Mushroom and puffed tofu red salon
Ingredients: 1 cup button mushrooms (halved), 1 cup tofu puffs, ½ cup vegetable oil, 250 gm onions (thinly sliced), 200 gm curd, 1 tsp cumin seeds, 1 tbsp coriander seed powder, 1 tsp black pepper powder, 1 tbsp ginger-garlic paste, few cloves, 3 green cardamoms, 1 stick cinnamon, red chilli powder as per taste, ¼ tsp turmeric powder, salt to taste, ½ tsp garam masala powder, pinch of ground mace and nutmeg, 2 tsp oregano leaves (finely chopped)

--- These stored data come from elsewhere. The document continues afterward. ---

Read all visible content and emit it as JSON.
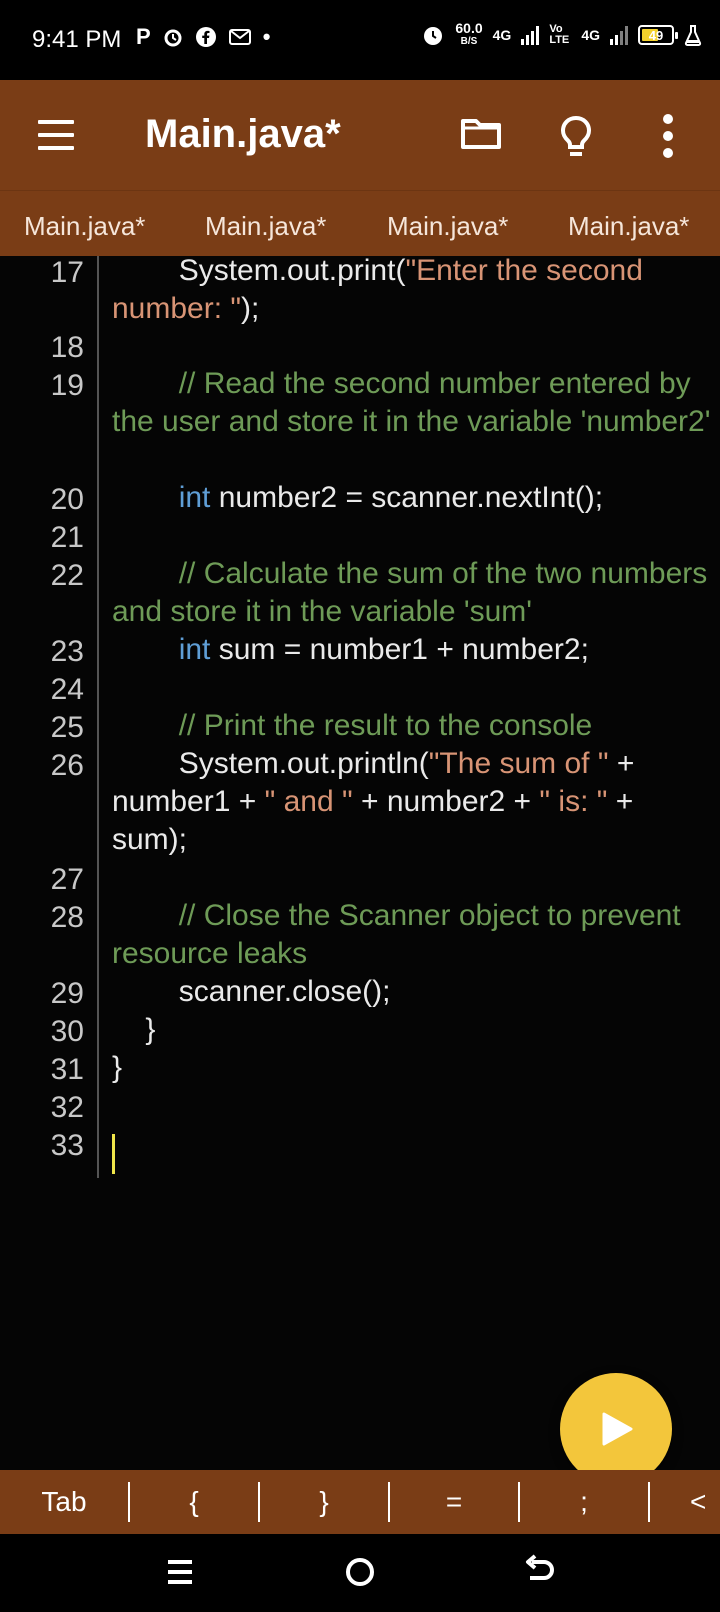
{
  "status": {
    "time": "9:41 PM",
    "left_icons": [
      "P",
      "alarm-icon",
      "facebook-icon",
      "gmail-icon",
      "•"
    ],
    "net_speed": "60.0",
    "net_speed_unit": "B/S",
    "net_type_1": "4G",
    "volte": "Vo LTE",
    "net_type_2": "4G",
    "battery_level": "49"
  },
  "appbar": {
    "title": "Main.java*",
    "bg_color": "#7a3d16"
  },
  "tabs": [
    "Main.java*",
    "Main.java*",
    "Main.java*",
    "Main.java*"
  ],
  "line_numbers": [
    "17",
    "18",
    "19",
    "20",
    "21",
    "22",
    "23",
    "24",
    "25",
    "26",
    "27",
    "28",
    "29",
    "30",
    "31",
    "32",
    "33"
  ],
  "code": {
    "l17a": "        System.out.print(",
    "l17s": "\"Enter the second number: \"",
    "l17b": ");",
    "l19": "        // Read the second number entered by the user and store it in the variable 'number2'",
    "l20kw": "int",
    "l20": " number2 = scanner.nextInt();",
    "l22": "        // Calculate the sum of the two numbers and store it in the variable 'sum'",
    "l23kw": "int",
    "l23": " sum = number1 + number2;",
    "l25": "        // Print the result to the console",
    "l26a": "        System.out.println(",
    "l26s1": "\"The sum of \"",
    "l26b": " + number1 + ",
    "l26s2": "\" and \"",
    "l26c": " + number2 + ",
    "l26s3": "\" is: \"",
    "l26d": " + sum);",
    "l28": "        // Close the Scanner object to prevent resource leaks",
    "l29": "        scanner.close();",
    "l30": "    }",
    "l31": "}"
  },
  "keybar": {
    "keys": [
      "Tab",
      "{",
      "}",
      "=",
      ";",
      "<"
    ]
  },
  "colors": {
    "accent": "#7a3d16",
    "fab": "#f3c63b",
    "comment": "#6e9b57",
    "string": "#d89475",
    "keyword": "#5f9ed6"
  }
}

Method: In a wok, heat oil and fry the onions until brown and crispy. Remove from fire and blend it into a smooth puree. Add whisked curd and cumin powder to it and mix well. In a pan, heat oil and add ginger-garlic paste and all the spices. Sauté for a few minutes and add coriander seed powder, red chilli powder, turmeric powder and salt to it and mix well. Add in the curd and onion paste and allow the gravy to bubble for a few minutes. Add water if the salan seems to thick. Add mushroom and tofu puffs to it and sprinkle garam masala and mace and nutmeg powder on top. Garnish with oregano leaves and serve hot.
Tips for working with cast iron
- Wash your utensils by hand using warm water and a sponge or stiff brush.
- To remove grease, scrub it with salt and water. Stubborn food residue may also be loosened by boiling water in the cast iron vessel.
- Always thoroughly towel-dry your cast iron utensils before packing them up.
- Store them in dry place.
- Cast iron is naturally non-stick, but with every use, it tends to lose it’s non-stick quality. To bring it out again, grease it with vegetable oil before use.